Under very high concurrency I am getting all threads using hibernate stuck on:
Name: http-8080-Processor22
State: RUNNABLE
Total blocked: 183,622 Total waited: 49,453
Stack trace:
java.util.HashMap.containsKey(Unknown Source)
org.apache.commons.collections.SequencedHashMap.containsKey(Unknown Source)
org.apache.commons.collections.LRUMap.put(Unknown Source)
org.hibernate.util.SoftLimitMRUCache.put(SoftLimitMRUCache.java:60)
org.hibernate.engine.query.QueryPlanCache.getNativeSQLQueryPlan(QueryPlanCache.java:121)

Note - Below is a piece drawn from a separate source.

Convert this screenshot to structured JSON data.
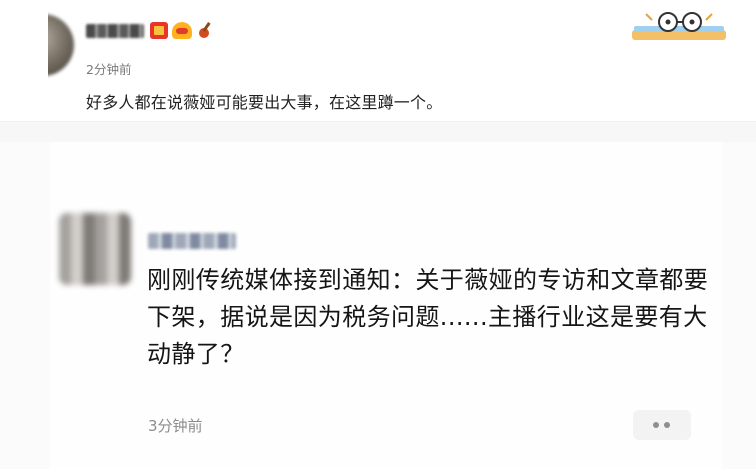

org.hibernate.impl.AbstractSessionImpl.getNativeSQLQueryPlan(AbstractSessionImpl.java:140)
org.hibernate.impl.AbstractSessionImpl.list(AbstractSessionImpl.java:147)
org.hibernate.impl.SQLQueryImpl.list(SQLQueryImpl.java:164)
there is a race condition possible within Hashmap, that is well described in
http://blogs.opensymphony.com/plightbo/ ... nfini.html
in this case we are getting stuck in loop in:
(from java.util.Hashmap for jdk1.5.0_04)
public boolean containsKey(Object key) {
Object k = maskNull(key);
int hash = hash(k);
int i = indexFor(hash, table.length);
Entry e = table[i];
while (e != null) {
if (e.hash == hash && eq(k, e.key))
return true;
e = e.next;
}
return false;
}
SoftLimitMRUCache does not seem to have enough synchronisation.
javadoc for LRUMap suggests:
* A synchronized version can be obtained with:
* <code>Collections.synchronizedMap( theMapToSynchronize )</code>
* If it will be accessed by multiple threads, you _must_ synchronize access
* to this Map. Even concurrent get(Object) operations produce indeterminate
* behaviour.
I have tested under very high concurent load with the following changes:
- removed methods: entries() and softEntries() - they are not used and give access in dangerous way to the Map's iterators.
- synchronized methods: softSize(), size(), put() - get() was already synchronised.
testing load = 10 concurrent users, 100,000 requests each over 90 mins
- it'll take a bunch of testing to be sure I get no more of these
- previously I would run c.500,000 requests before it would hit, but the problem would then escalate fast as the busy loop takes all processor cycles.)